Quarta-feira, 13 de Novembro de 2019
RECURSOS

Câmara aprova projeto que libera R$ 6 milhões para fundo gerido por primeira-dama

De acordo com o projeto, valor será destinado a financiar programas e ações voltadas para crianças com câncer e em situação de vulnerabilidade social.



35073790405_360672d442_k.jpg Primeira-dama terá, também, uma nova unidade orçamentária, alvo de críticas da oposição (Foto: Mário Oliveira / Semcom)
13/06/2017 às 19:32

A Câmara Municipal de Manaus aprovou, nesta terça-feira, um projeto de lei de autoria da Prefeitura de Manaus que autoriza o aporte de  R$ 6 milhões para o Fundo Social de Solidariedade (FSS), presidido pela primeira-dama, Elizabeth Valeiko, e cria a Unidade Orçamentária do FSS. O projeto segue para a sanção do prefeito Artur Virgílio (PMDB). 

No dia 22 de maio, Artur nomeou a primeira-dama para o cargo de presidente do fundo, dando a ela status de secretária municipal e remuneração de R$ 15 mil. Entre as propostas do FSS estão financiar e, com agilidade, “buscar financiamento de programas e ações para a solução de problemas de relevante alcance social, permanentes, crônicos ou de natureza temporária e cíclica, e ainda, promover outras ações de natureza social na área urbana e rural do município de Manaus”. 



A programação de trabalho a ser incluída na Lei Orçamentária Anual (LOA) de 2017 e no Plano Plurianual (PPA) com a utilização de R$ 3 milhões, dos R$ 6 milhões que serão disponibilizados pela abertura do crédito, é financiar programas e ações voltadas para crianças com câncer e em situação de vulnerabilidade social.

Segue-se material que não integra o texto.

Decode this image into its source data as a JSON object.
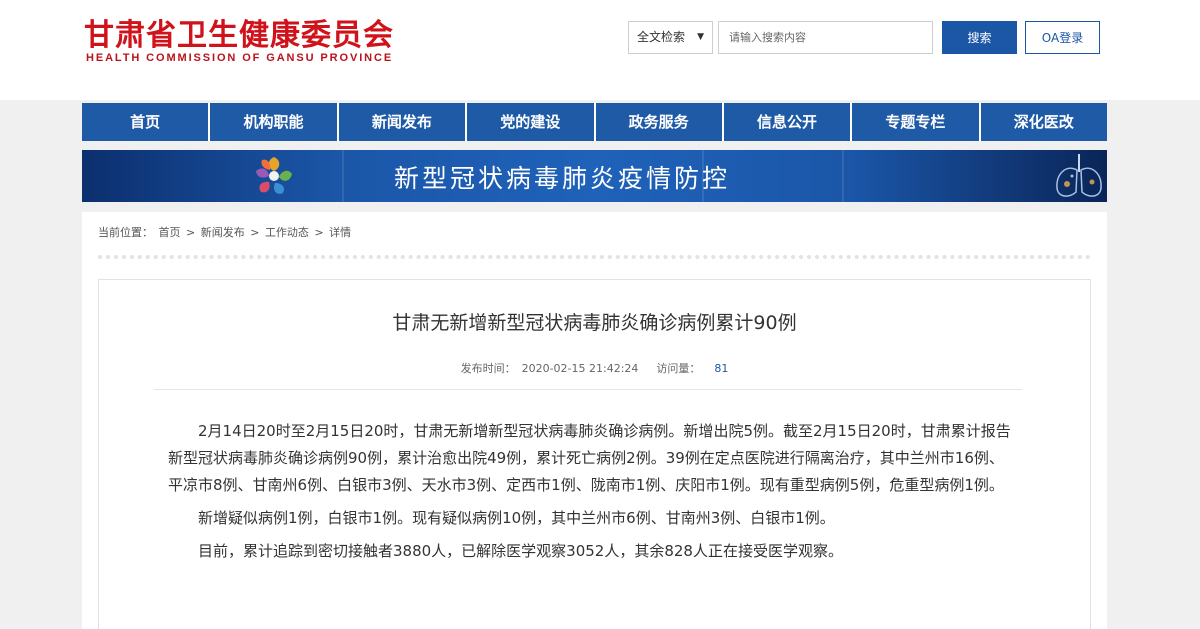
{
  "header": {
    "logo_cn": "甘肃省卫生健康委员会",
    "logo_en": "HEALTH COMMISSION OF GANSU PROVINCE",
    "search_scope": "全文检索",
    "search_placeholder": "请输入搜索内容",
    "search_button": "搜索",
    "oa_button": "OA登录"
  },
  "nav": {
    "items": [
      "首页",
      "机构职能",
      "新闻发布",
      "党的建设",
      "政务服务",
      "信息公开",
      "专题专栏",
      "深化医改"
    ]
  },
  "banner": {
    "text": "新型冠状病毒肺炎疫情防控"
  },
  "breadcrumb": {
    "label": "当前位置：",
    "items": [
      "首页",
      "新闻发布",
      "工作动态",
      "详情"
    ],
    "separator": ">"
  },
  "article": {
    "title": "甘肃无新增新型冠状病毒肺炎确诊病例累计90例",
    "publish_label": "发布时间：",
    "publish_time": "2020-02-15 21:42:24",
    "views_label": "访问量：",
    "views": "81",
    "paragraphs": [
      "2月14日20时至2月15日20时，甘肃无新增新型冠状病毒肺炎确诊病例。新增出院5例。截至2月15日20时，甘肃累计报告新型冠状病毒肺炎确诊病例90例，累计治愈出院49例，累计死亡病例2例。39例在定点医院进行隔离治疗，其中兰州市16例、平凉市8例、甘南州6例、白银市3例、天水市3例、定西市1例、陇南市1例、庆阳市1例。现有重型病例5例，危重型病例1例。",
      "新增疑似病例1例，白银市1例。现有疑似病例10例，其中兰州市6例、甘南州3例、白银市1例。",
      "目前，累计追踪到密切接触者3880人，已解除医学观察3052人，其余828人正在接受医学观察。"
    ]
  },
  "colors": {
    "brand_red": "#d0121b",
    "nav_blue": "#1f5aa6",
    "button_blue": "#1c56a6"
  },
  "icons": {
    "banner_left": "flower-logo-icon",
    "banner_right": "lungs-icon",
    "select": "caret-down-icon"
  }
}
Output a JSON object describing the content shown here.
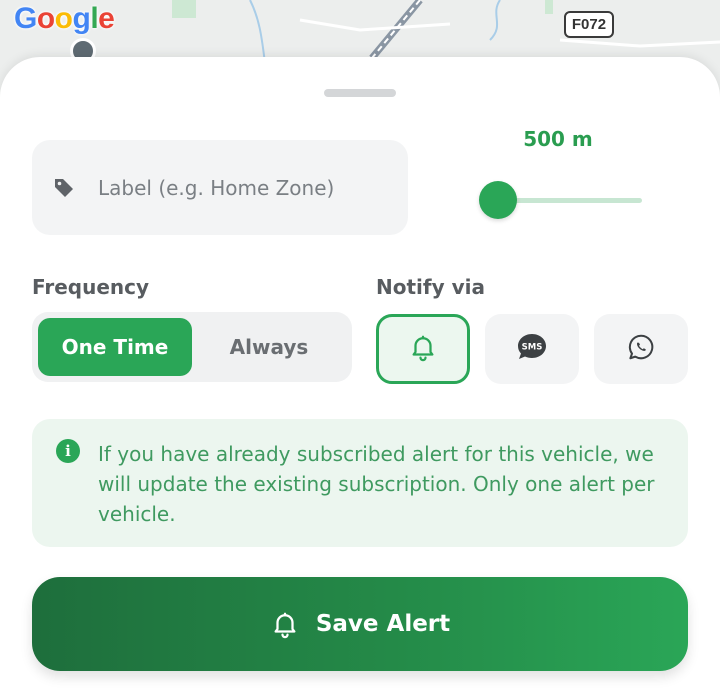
{
  "map": {
    "logo_letters": [
      {
        "ch": "G",
        "color": "#4285F4"
      },
      {
        "ch": "o",
        "color": "#EA4335"
      },
      {
        "ch": "o",
        "color": "#FBBC05"
      },
      {
        "ch": "g",
        "color": "#4285F4"
      },
      {
        "ch": "l",
        "color": "#34A853"
      },
      {
        "ch": "e",
        "color": "#EA4335"
      }
    ],
    "road_badge": "F072"
  },
  "form": {
    "label_placeholder": "Label (e.g. Home Zone)",
    "label_value": "",
    "radius_value": "500 m",
    "radius_slider_fraction": 0.05
  },
  "frequency": {
    "title": "Frequency",
    "options": [
      "One Time",
      "Always"
    ],
    "selected": "One Time"
  },
  "notify": {
    "title": "Notify via",
    "channels": [
      {
        "icon": "bell-icon",
        "selected": true
      },
      {
        "icon": "sms-icon",
        "text": "SMS",
        "selected": false
      },
      {
        "icon": "whatsapp-icon",
        "selected": false
      }
    ]
  },
  "info": {
    "icon_glyph": "i",
    "text": "If you have already subscribed alert for this vehicle, we will update the existing subscription. Only one alert per vehicle."
  },
  "save": {
    "label": "Save Alert"
  },
  "colors": {
    "accent": "#2aa657",
    "accent_dark": "#1e6e3c",
    "info_bg": "#ecf6ef",
    "info_text": "#3f9a60"
  }
}
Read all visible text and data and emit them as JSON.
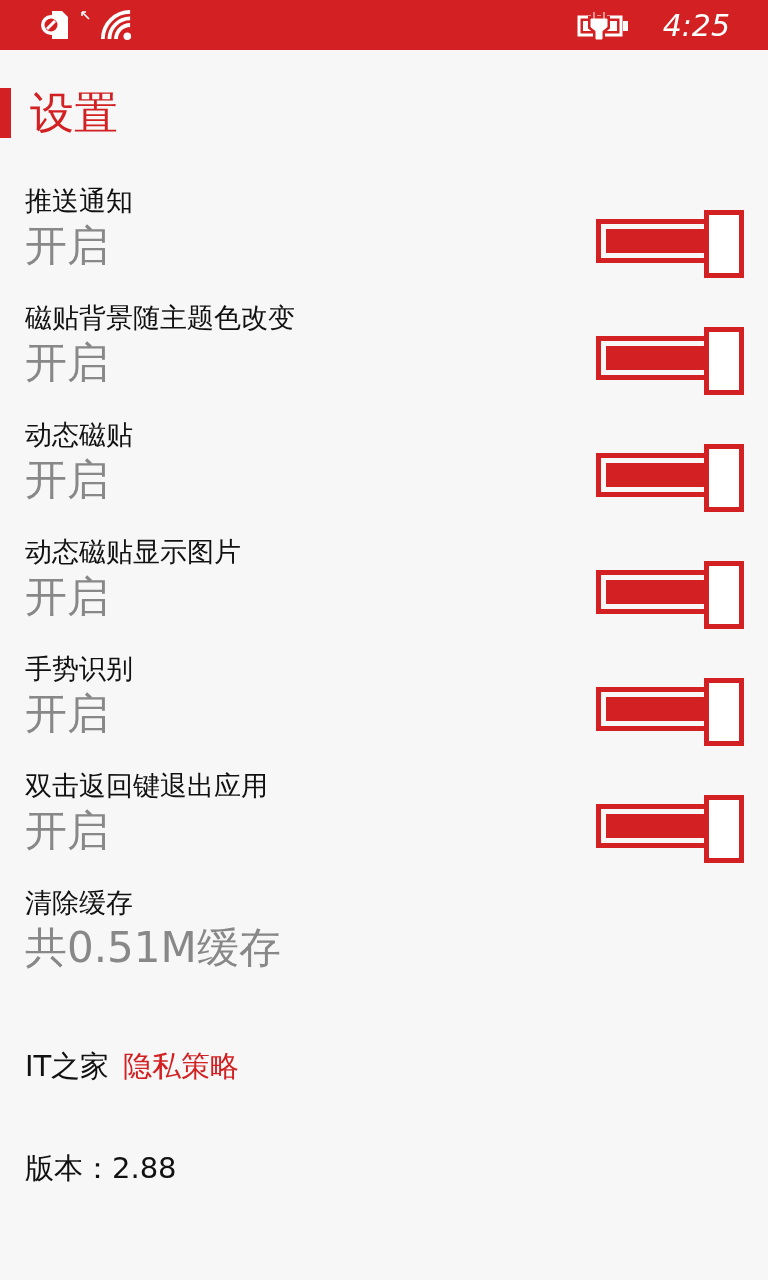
{
  "status_bar": {
    "time": "4:25"
  },
  "title": "设置",
  "settings": [
    {
      "kind": "toggle",
      "label": "推送通知",
      "value": "开启",
      "on": true
    },
    {
      "kind": "toggle",
      "label": "磁贴背景随主题色改变",
      "value": "开启",
      "on": true
    },
    {
      "kind": "toggle",
      "label": "动态磁贴",
      "value": "开启",
      "on": true
    },
    {
      "kind": "toggle",
      "label": "动态磁贴显示图片",
      "value": "开启",
      "on": true
    },
    {
      "kind": "toggle",
      "label": "手势识别",
      "value": "开启",
      "on": true
    },
    {
      "kind": "toggle",
      "label": "双击返回键退出应用",
      "value": "开启",
      "on": true
    },
    {
      "kind": "info",
      "label": "清除缓存",
      "value": "共0.51M缓存"
    }
  ],
  "about": {
    "brand": "IT之家",
    "privacy_link": "隐私策略",
    "version": "版本：2.88"
  }
}
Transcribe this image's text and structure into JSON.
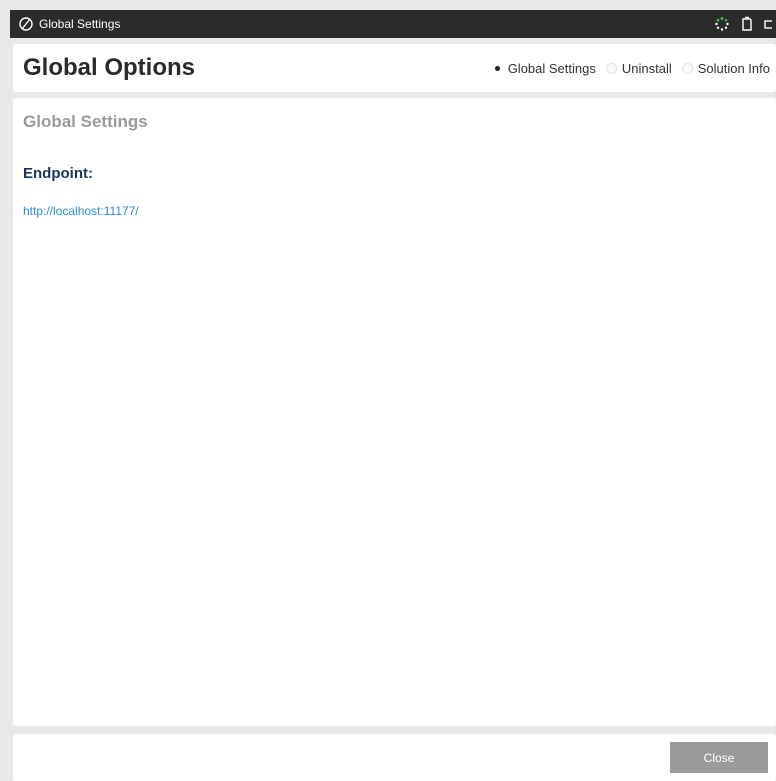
{
  "window": {
    "title": "Global Settings",
    "logo_icon": "slashed-circle-icon",
    "titlebar_icons": [
      "loading-spinner-icon",
      "document-icon",
      "window-icon"
    ],
    "spinner_color": "#4caf50"
  },
  "header": {
    "title": "Global Options",
    "nav_options": [
      {
        "label": "Global Settings",
        "selected": true
      },
      {
        "label": "Uninstall",
        "selected": false
      },
      {
        "label": "Solution Info",
        "selected": false
      }
    ]
  },
  "main": {
    "section_title": "Global Settings",
    "endpoint_label": "Endpoint:",
    "endpoint_url": "http://localhost:11177/"
  },
  "footer": {
    "close_label": "Close"
  },
  "colors": {
    "titlebar_bg": "#2b2b2b",
    "link": "#2a8fd6",
    "endpoint_label": "#1d3557",
    "button_bg": "#9b9b9b"
  }
}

A outra metade será destinada a campanhas para a solução de problemas sociais.

O vereador Chico Preto (PMN) chegou a questionar a criação de cinco cargos para o FSS e criticar o fato de Elizabeth Valeiko receber o mesmo salário de um secretário municipal, que é de R$ 15 mil. Para ele, foi o rompimento de uma tradição em que as primeiras-damas trabalharem voluntariamente.

Ainda segundo o parlamentar, a arrecadação para manutenção do fundo deveria ser captado da iniciativa privada, conforme a lei 2.218/2017. “A secretaria de assistência social já tem uma estrutura pronta. Para quê criar uma folha de R$ 100 mil para fazer algo que a secretaria já fazia? Precisamos primar pela economia do dinheiro público. Que o fundo honre o seu compromisso de captar recursos da iniciativa privada e não trabalhar às custas do dinheiro público”, afirmou. 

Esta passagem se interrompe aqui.